Cette chambre avait autrefois été une salle de réception pour les seigneurs de la province, Hesto et Greving Dystra, autrefois loyaux et respectés membres du Conseil istrien, désormais réduits à un état pathétique et malodorant, affaiblis par un sanglant flux d’entrailles qui les avait brusquement saisis la semaine précédente. Tanto était franchement surpris de les voir encore en vie. Déjà vieux et frêles, ils avaient été réduits quasiment à néant par les vomissements et la diarrhée presque perpétuels. Il n’en restait plus que la peau et les os, et l’essence profonde de leur âme. Il avait l’intention de les achever cet après-midi même.
Disposer de la Cité Éternelle était une ivresse. Les Dystra étaient tristement indisposés, sire Prionan, sire Sestran et sire Fortran avaient fait diligence pour se rendre à Céra et à Forent, dans le Nord, afin de renforcer les défenses et de surveiller la construction de la nouvelle flotte – maintenant que les hommes de Rui Finco leur avaient amené le constructeur nordique dont ils avaient si désespérément besoin. Jétra se retrouvait entre les mains de Tycho Issian. Et comme le sire de Cantara était fort occupé à ses propres plans d’assaut contre la capitale eyraine, il avait tout délégué à Tanto. Ce que j’aurais pu faire, songeait Tanto avec un regret sincère, si j’étais encore en possession d’un corps intact, de ma force, de ma santé, de ma beauté !

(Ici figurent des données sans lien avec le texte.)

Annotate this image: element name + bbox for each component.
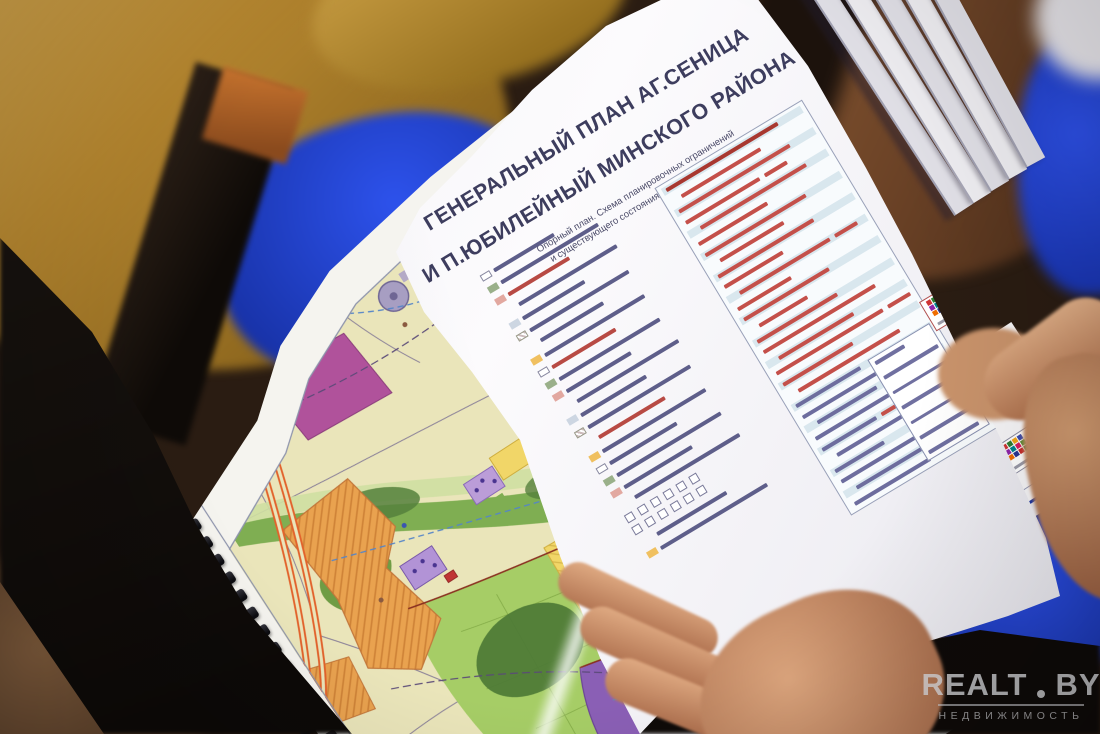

Sa première décision, en se retrouvant maître de fait de ce domaine, consista à faire couvrir tous les miroirs. La première fille qu’il avait appelée pour s’occuper de lui avait eu une moue dégoûtée. Il l’avait attachée au lit et, alors qu’elle restait là, s’attendant au traitement habituel en la circonstance, il avait découpé ses lèvres avec sa lame la plus tranchante. Et ensuite ses autres lèvres, pour faire bonne mesure.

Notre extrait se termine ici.